June 3, — “This morning we spread our rations, clothes, etc., on the ground to dry, and several of the party go out for a hunt. I take a walk of five or six miles up to a pine grove park, its grassy carpet be-decked with crimson velvet flowers, set in groups on the stems of pear-shaped cactus plants; patches of painted cups are seen here and there, with yellow blossoms protruding through scarlet bracts; little blue-eyed flowers are peeping through the grass; and the air is filled with fragrance from the white blossoms of the Spiraea (Bridal Wreath). A mountain brook runs through the midst, ponded below by beaver dams. It is a quiet place for retirement from the raging waters of the canyon”.

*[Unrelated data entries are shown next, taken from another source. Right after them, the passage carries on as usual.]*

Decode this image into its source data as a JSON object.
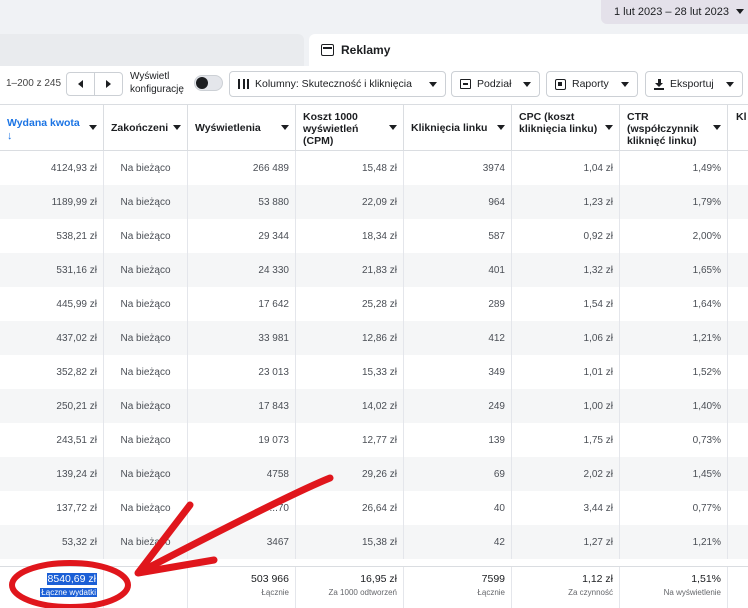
{
  "date_range": "1 lut 2023 – 28 lut 2023",
  "tab": {
    "label": "Reklamy"
  },
  "toolbar": {
    "range": "1–200 z 245",
    "config_label": "Wyświetl konfigurację",
    "columns_btn": "Kolumny: Skuteczność i kliknięcia",
    "breakdown_btn": "Podział",
    "reports_btn": "Raporty",
    "export_btn": "Eksportuj"
  },
  "headers": {
    "spend": "Wydana kwota",
    "sort_arrow": "↓",
    "ends": "Zakończeni",
    "impressions": "Wyświetlenia",
    "cpm": "Koszt 1000 wyświetleń (CPM)",
    "clicks": "Kliknięcia linku",
    "cpc": "CPC (koszt kliknięcia linku)",
    "ctr": "CTR (współczynnik kliknięć linku)",
    "extra": "Kl (w"
  },
  "rows": [
    {
      "spend": "4124,93 zł",
      "ends": "Na bieżąco",
      "impressions": "266 489",
      "cpm": "15,48 zł",
      "clicks": "3974",
      "cpc": "1,04 zł",
      "ctr": "1,49%"
    },
    {
      "spend": "1189,99 zł",
      "ends": "Na bieżąco",
      "impressions": "53 880",
      "cpm": "22,09 zł",
      "clicks": "964",
      "cpc": "1,23 zł",
      "ctr": "1,79%"
    },
    {
      "spend": "538,21 zł",
      "ends": "Na bieżąco",
      "impressions": "29 344",
      "cpm": "18,34 zł",
      "clicks": "587",
      "cpc": "0,92 zł",
      "ctr": "2,00%"
    },
    {
      "spend": "531,16 zł",
      "ends": "Na bieżąco",
      "impressions": "24 330",
      "cpm": "21,83 zł",
      "clicks": "401",
      "cpc": "1,32 zł",
      "ctr": "1,65%"
    },
    {
      "spend": "445,99 zł",
      "ends": "Na bieżąco",
      "impressions": "17 642",
      "cpm": "25,28 zł",
      "clicks": "289",
      "cpc": "1,54 zł",
      "ctr": "1,64%"
    },
    {
      "spend": "437,02 zł",
      "ends": "Na bieżąco",
      "impressions": "33 981",
      "cpm": "12,86 zł",
      "clicks": "412",
      "cpc": "1,06 zł",
      "ctr": "1,21%"
    },
    {
      "spend": "352,82 zł",
      "ends": "Na bieżąco",
      "impressions": "23 013",
      "cpm": "15,33 zł",
      "clicks": "349",
      "cpc": "1,01 zł",
      "ctr": "1,52%"
    },
    {
      "spend": "250,21 zł",
      "ends": "Na bieżąco",
      "impressions": "17 843",
      "cpm": "14,02 zł",
      "clicks": "249",
      "cpc": "1,00 zł",
      "ctr": "1,40%"
    },
    {
      "spend": "243,51 zł",
      "ends": "Na bieżąco",
      "impressions": "19 073",
      "cpm": "12,77 zł",
      "clicks": "139",
      "cpc": "1,75 zł",
      "ctr": "0,73%"
    },
    {
      "spend": "139,24 zł",
      "ends": "Na bieżąco",
      "impressions": "4758",
      "cpm": "29,26 zł",
      "clicks": "69",
      "cpc": "2,02 zł",
      "ctr": "1,45%"
    },
    {
      "spend": "137,72 zł",
      "ends": "Na bieżąco",
      "impressions": "...70",
      "cpm": "26,64 zł",
      "clicks": "40",
      "cpc": "3,44 zł",
      "ctr": "0,77%"
    },
    {
      "spend": "53,32 zł",
      "ends": "Na bieżąco",
      "impressions": "3467",
      "cpm": "15,38 zł",
      "clicks": "42",
      "cpc": "1,27 zł",
      "ctr": "1,21%"
    }
  ],
  "totals": {
    "spend": "8540,69 zł",
    "spend_label": "Łączne wydatki",
    "impressions": "503 966",
    "impressions_label": "Łącznie",
    "cpm": "16,95 zł",
    "cpm_label": "Za 1000 odtworzeń",
    "clicks": "7599",
    "clicks_label": "Łącznie",
    "cpc": "1,12 zł",
    "cpc_label": "Za czynność",
    "ctr": "1,51%",
    "ctr_label": "Na wyświetlenie"
  },
  "annotation": {
    "color": "#e0161c"
  }
}
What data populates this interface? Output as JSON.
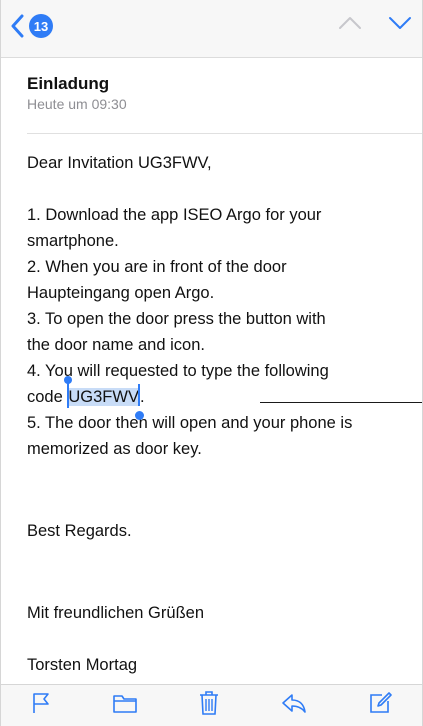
{
  "nav": {
    "unread_count": "13",
    "accent_color": "#2f7cf6"
  },
  "header": {
    "subject": "Einladung",
    "date": "Heute um 09:30"
  },
  "body": {
    "greeting": "Dear Invitation UG3FWV,",
    "line1": "1. Download the app ISEO Argo for your",
    "line2": "smartphone.",
    "line3": "2. When you are in front of the door",
    "line4": "Haupteingang open Argo.",
    "line5": "3. To open the door press the button with",
    "line6": "the door name and icon.",
    "line7": "4. You will requested to type the following",
    "line8_prefix": "code ",
    "code": "UG3FWV",
    "line8_suffix": ".",
    "line9": "5. The door then will open and your phone is",
    "line10": "memorized as door key.",
    "regards": "Best Regards.",
    "regards_de": "Mit freundlichen Grüßen",
    "signature": "Torsten Mortag"
  },
  "toolbar": {
    "icons": [
      "flag-icon",
      "folder-icon",
      "trash-icon",
      "reply-icon",
      "compose-icon"
    ]
  }
}
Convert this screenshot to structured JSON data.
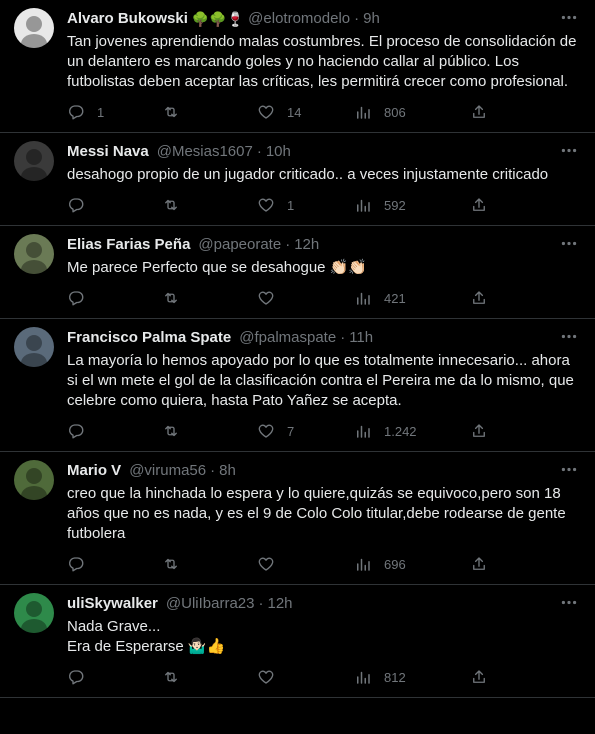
{
  "tweets": [
    {
      "name": "Alvaro Bukowski",
      "emojis": "🌳🌳🍷",
      "handle": "@elotromodelo",
      "dot": "·",
      "time": "9h",
      "text": "Tan jovenes aprendiendo malas costumbres. El proceso de consolidación de un delantero es marcando goles y no haciendo callar al público. Los futbolistas deben aceptar las críticas, les permitirá crecer como profesional.",
      "replies": "1",
      "retweets": "",
      "likes": "14",
      "views": "806",
      "avatar_color": "#e8e8e8"
    },
    {
      "name": "Messi Nava",
      "emojis": "",
      "handle": "@Mesias1607",
      "dot": "·",
      "time": "10h",
      "text": "desahogo propio de un jugador criticado.. a veces injustamente criticado",
      "replies": "",
      "retweets": "",
      "likes": "1",
      "views": "592",
      "avatar_color": "#3a3a3a"
    },
    {
      "name": "Elias Farias Peña",
      "emojis": "",
      "handle": "@papeorate",
      "dot": "·",
      "time": "12h",
      "text": "Me parece Perfecto que se desahogue 👏🏻👏🏻",
      "replies": "",
      "retweets": "",
      "likes": "",
      "views": "421",
      "avatar_color": "#6a7a55"
    },
    {
      "name": "Francisco Palma Spate",
      "emojis": "",
      "handle": "@fpalmaspate",
      "dot": "·",
      "time": "11h",
      "text": "La mayoría lo hemos apoyado por lo que es totalmente innecesario... ahora si el wn mete el gol de la clasificación contra el Pereira me da lo mismo, que celebre como quiera, hasta Pato Yañez se acepta.",
      "replies": "",
      "retweets": "",
      "likes": "7",
      "views": "1.242",
      "avatar_color": "#5a6a7a"
    },
    {
      "name": "Mario V",
      "emojis": "",
      "handle": "@viruma56",
      "dot": "·",
      "time": "8h",
      "text": "creo que la hinchada lo espera y lo quiere,quizás se equivoco,pero son 18 años que no es nada, y es el 9 de Colo Colo titular,debe rodearse de gente futbolera",
      "replies": "",
      "retweets": "",
      "likes": "",
      "views": "696",
      "avatar_color": "#4f6a3a"
    },
    {
      "name": "uliSkywalker",
      "emojis": "",
      "handle": "@UliIbarra23",
      "dot": "·",
      "time": "12h",
      "text": "Nada Grave...\nEra de Esperarse 🤷🏻‍♂️👍",
      "replies": "",
      "retweets": "",
      "likes": "",
      "views": "812",
      "avatar_color": "#2e8a4a"
    }
  ],
  "colors": {
    "background": "#000000",
    "text": "#e7e9ea",
    "secondary": "#71767b",
    "divider": "#2f3336"
  },
  "icons": [
    "more-icon",
    "reply-icon",
    "retweet-icon",
    "like-icon",
    "views-icon",
    "share-icon"
  ]
}
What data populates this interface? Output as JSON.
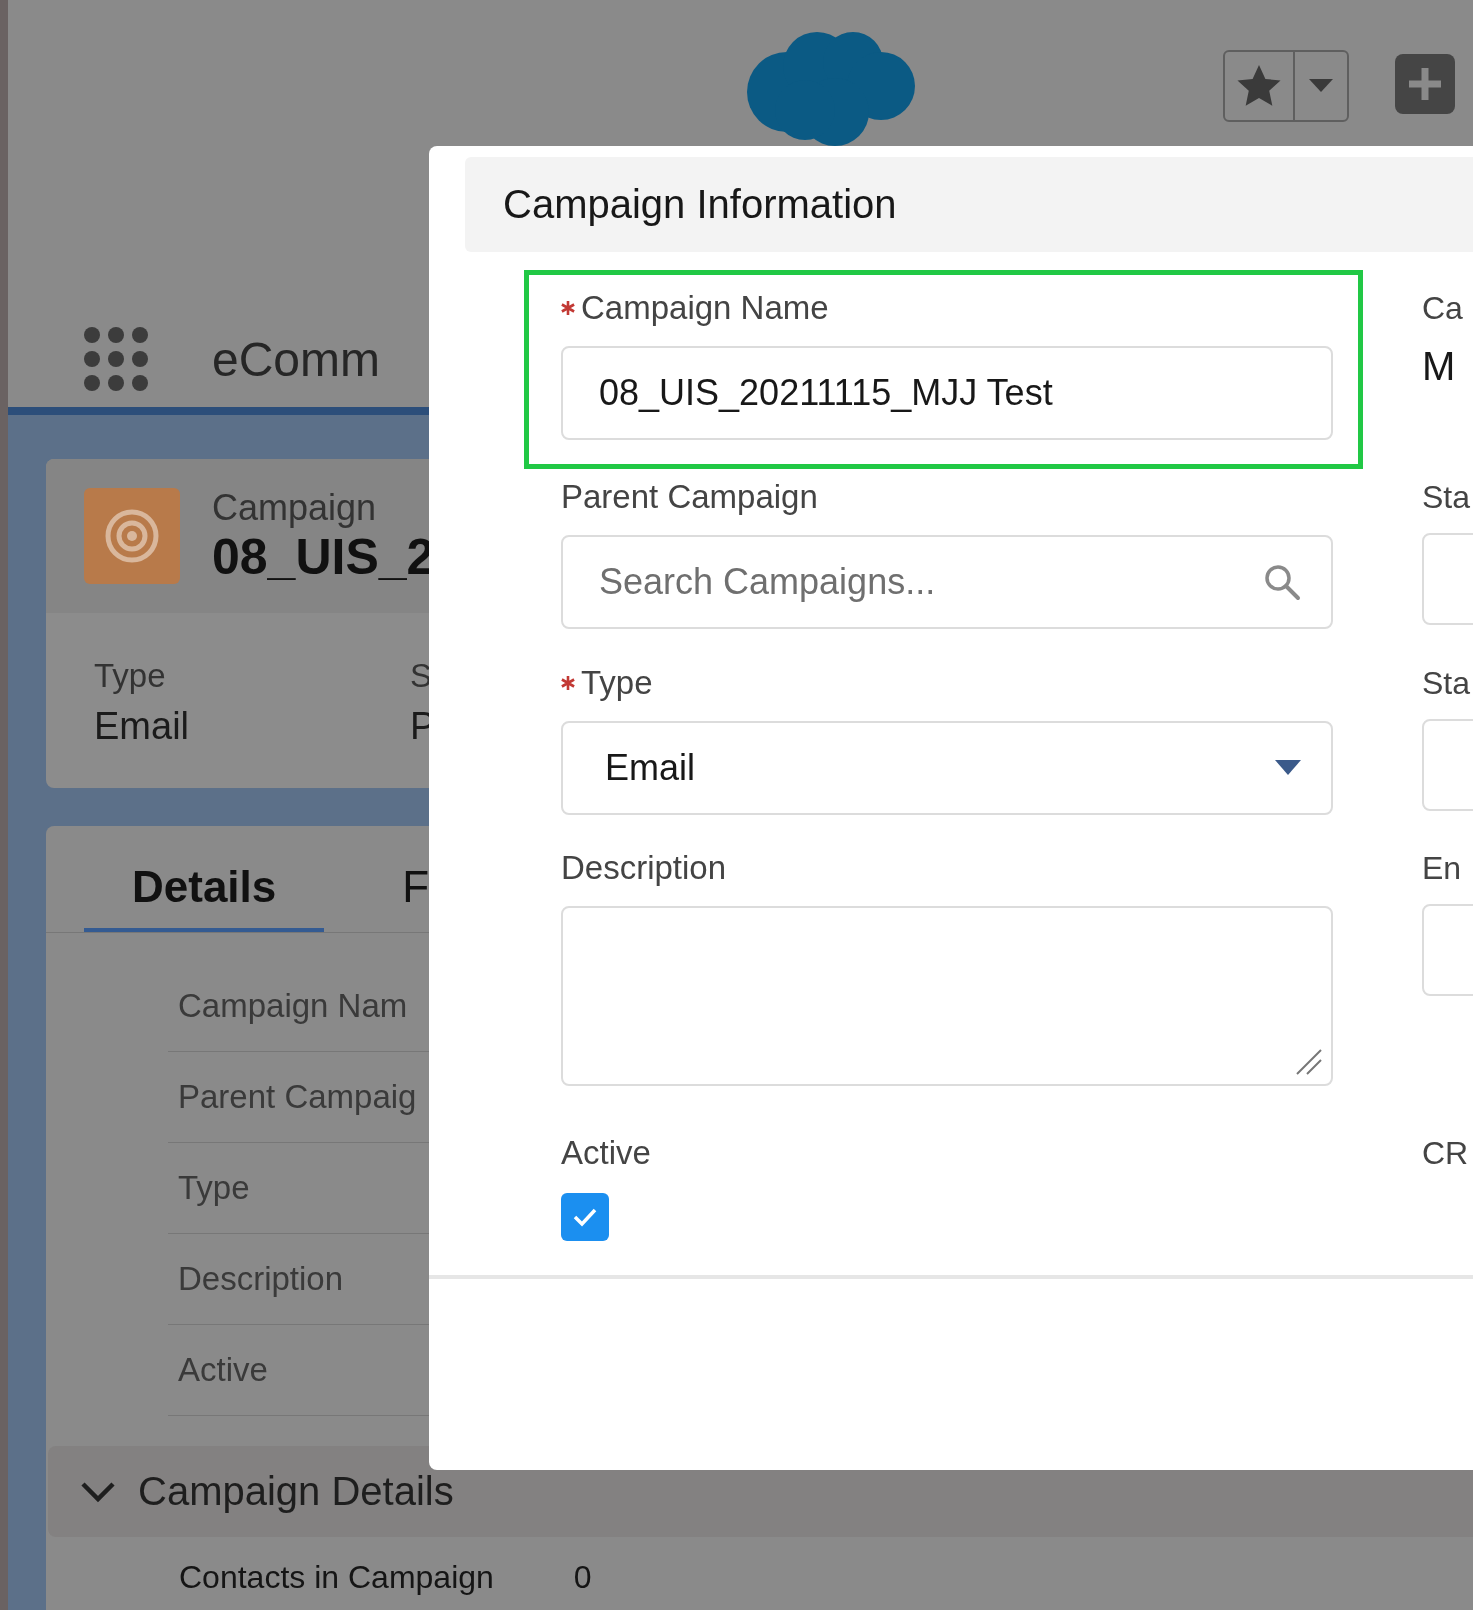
{
  "topbar": {
    "app_name": "eComm"
  },
  "record": {
    "object_label": "Campaign",
    "title": "08_UIS_2",
    "highlights": [
      {
        "label": "Type",
        "value": "Email"
      },
      {
        "label": "S",
        "value": "P"
      }
    ]
  },
  "tabs": [
    {
      "label": "Details",
      "selected": true
    },
    {
      "label": "F",
      "selected": false
    }
  ],
  "detail_rows": [
    "Campaign Nam",
    "Parent Campaig",
    "Type",
    "Description",
    "Active"
  ],
  "section": {
    "title": "Campaign Details",
    "expanded": true,
    "rows": [
      {
        "label": "Contacts in Campaign",
        "value": "0"
      }
    ]
  },
  "modal": {
    "section_title": "Campaign Information",
    "left_fields": [
      {
        "kind": "text",
        "label": "Campaign Name",
        "required": true,
        "highlighted": true,
        "value": "08_UIS_20211115_MJJ Test"
      },
      {
        "kind": "lookup",
        "label": "Parent Campaign",
        "required": false,
        "highlighted": false,
        "placeholder": "Search Campaigns..."
      },
      {
        "kind": "select",
        "label": "Type",
        "required": true,
        "highlighted": false,
        "value": "Email"
      },
      {
        "kind": "textarea",
        "label": "Description",
        "required": false,
        "highlighted": false
      },
      {
        "kind": "checkbox",
        "label": "Active",
        "required": false,
        "highlighted": false,
        "checked": true
      }
    ],
    "right_fields": [
      {
        "kind": "output",
        "label": "Ca",
        "value": "M"
      },
      {
        "kind": "input",
        "label": "Sta"
      },
      {
        "kind": "input",
        "label": "Sta"
      },
      {
        "kind": "input",
        "label": "En"
      },
      {
        "kind": "label",
        "label": "CR"
      }
    ]
  }
}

As Powell walks he describes the flora, fauna and geology of the high country about him.
“I climb the mountain overlooking this country. To the east the peaks are not very high, and already most of the snow has melted, but little patches lie here and there under the lee of ledges of rock. To the west the peaks grow higher and the snow fields larger. Between the brink of the canyon and the foot of these peaks, there is a high bench. A number of creeks have their sources in the snowbanks to the south and run north into the canyon, tumbling down 3.000 to 5,000 feet in a distance of five or six miles”.

“The little valleys above are beautiful parks; between the parks are stately pine forests, half hiding ledges of red sandstone. Mule deer and elk abound; grizzly bears, too, are abundant; and here wild cats, wolverines, and mountain lions are at home. The forest aisles are filled with the music of birds, and the parks are decked with flowers. Noisy brooks meander through them; ledges of moss-covered rocks are seen; and gleaming in the distance are the snow fields, and the mountain tops are away in the clouds”.
The expedition has just entered present day Colorado.

June 4, — “We start early and run through Brown’s Park. Halfway down the valley, a spur of a red mountain stretches across the river, which cuts a canyon through it. Here the walls are comparatively low, but vertical. A vast number of swallows have built their adobe houses on the face of the cliffs, on either side of the river. The waters are deep and quiet. But the swallows are swift and noisy enough, sweeping by in their curved paths through the air or chattering from the rocks, while the young one stretch their little heads on naked necks through the doorways of their mud houses and clamor for food. They are a noisy people. We call this swallow Canyon”.

“Still down the river we glide until an early hour in the afternoon, when we go into camp under a giant cottonwood standing on the right bank a little way back from the stream. The party has succeeded in killing a fine lot of wild ducks, and during the afternoon a mess of fish is taken”.

June 5, — With one of the men I climb a mountain, off on the right”.
His climbing companion is William Dunn. The two has chosen to climb a hogback, a ridge with a sharp escarpment on one side. Powell chose the ridge top while Dunn made the assent through a gulch that gives access to the summit; it takes them the better part of 2 hours to attain the summit. To the north they see the plains of the Green; to the west are the snow clad peaks of the Wasatch Range; to the east they are looking up the valley of the Vermilion River; historic in that John Fremont made his way up the Vermillion, leaving the Green on his way to Colorado’s great parks in 1842.

“The readings of the barometer taken, we start down in company, and reach camp tired and hungry, which does not abate one bit our enthusiasm as we tell of the day’s work with its glory of landscape”.

June 6, — “At daybreak I am awaked by a chorus of birds. It seems as if all the feathered songsters of the region have come to the old tree. A real morning concert for me; none of your matinees! Our cook has been an ox-driver, or bull whacker; in the midst of the concert, his voice breaks in: ‘Roll out! Roll out! Roll out! Bulls in the corral! Chain up the gaps! Roll out! Roll out! Roll out! And this is our breakfast bell. Today we pass through the park and camp at the head of another canyon”.